Now, this is important. While this information is very good, the technical organization of the information is not. My current organization is too hard to maintain and I know of better ways to organize this now that I understand what I am working with. I explained this here and here. Besides, I don't want two approaches to doing the same thing; and so I am going to refactor the fundamental accounting concept relations metadata. The goal is to make it pure XBRL, easier to maintain, and one approach that works for both the primary financial statements and the disclosures.
Here is a summary of the mistakes that I made:
- I represented the impute rules in fairly easy to use proprietary format; but they can be represented in global standard XBRL Formula and then can be better organized to make maintenance 80% easier.

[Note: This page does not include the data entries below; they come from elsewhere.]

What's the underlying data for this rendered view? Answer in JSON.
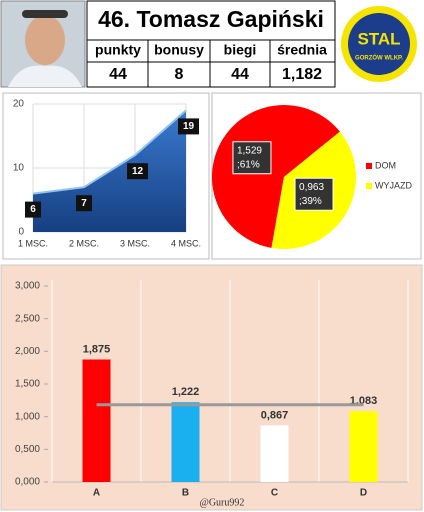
{
  "header": {
    "title": "46. Tomasz Gapiński",
    "stats": {
      "headers": [
        "punkty",
        "bonusy",
        "biegi",
        "średnia"
      ],
      "values": [
        44,
        8,
        44,
        "1,182"
      ]
    },
    "logo": {
      "text": "STAL",
      "subtext": "GORZÓW WLKP."
    }
  },
  "chart_data": [
    {
      "type": "area",
      "categories": [
        "1 MSC.",
        "2 MSC.",
        "3 MSC.",
        "4 MSC."
      ],
      "values": [
        6,
        7,
        12,
        19
      ],
      "color": "#1f5fb0",
      "ylim": [
        0,
        20
      ],
      "yticks": [
        0,
        10,
        20
      ],
      "grid": true
    },
    {
      "type": "pie",
      "categories": [
        "DOM",
        "WYJAZD"
      ],
      "values": [
        1.529,
        0.963
      ],
      "value_labels": [
        "1,529",
        "0,963"
      ],
      "percent_labels": [
        ";61%",
        ";39%"
      ],
      "colors": [
        "#ff0000",
        "#ffff00"
      ],
      "legend": "right"
    },
    {
      "type": "bar",
      "categories": [
        "A",
        "B",
        "C",
        "D"
      ],
      "values": [
        1.875,
        1.222,
        0.867,
        1.083
      ],
      "value_labels": [
        "1,875",
        "1,222",
        "0,867",
        "1,083"
      ],
      "colors": [
        "#ff0000",
        "#1ab0f0",
        "#ffffff",
        "#ffff00"
      ],
      "ylim": [
        0,
        3
      ],
      "yticks": [
        {
          "value": 0,
          "label": "0,000"
        },
        {
          "value": 0.5,
          "label": "0,500"
        },
        {
          "value": 1,
          "label": "1,000"
        },
        {
          "value": 1.5,
          "label": "1,500"
        },
        {
          "value": 2,
          "label": "2,000"
        },
        {
          "value": 2.5,
          "label": "2,500"
        },
        {
          "value": 3,
          "label": "3,000"
        }
      ],
      "reference_line": 1.182,
      "annotation": "@Guru992"
    }
  ]
}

- The notion of a "report frame code" is not necessary. For example, consider the code "COMID-BSC-CF1-ISM-IEMIB-OILY-SPEC6". If only one of the pieces changes, I have to create an entirely new code and therefore you get far too many permutations/combinations to manage. Which reporting style a filing uses can be dynamically determined using software and therefore the codes are not necessary. But to do that, a more sophisticated process must be used which is beyond my programming skill level.
- The mapping rules are expressed in XBRL using XBRL definition relations which is good; but the rules are grouped by report frame code and they should be grouped by network.
- As I mentioned in this blog post, I have only moved 91.4% of all filers (that is 6,158 of public companies) to more specific reporting styles as opposed to general reporting styles. I still need to move the remaining 8.6% (that is 577 public companies). Being more specific is better because it makes the impute rules easier to create.
- Finally, I need to organize the information along the lines of how disclosures are organized because the primary financial statements and disclosures are really the same thing: pieces of a financial report.
And so, if you are going to use any of these ideas (which I would encourage); don't repeat the same mistakes that I made! Learn from my mistakes.
More and more people are complaining about the quality of XBRL-based public company financial reports to the SEC. It is only a matter of time before public companies feel more pressure to get their XBRL formated information correctly dialed in.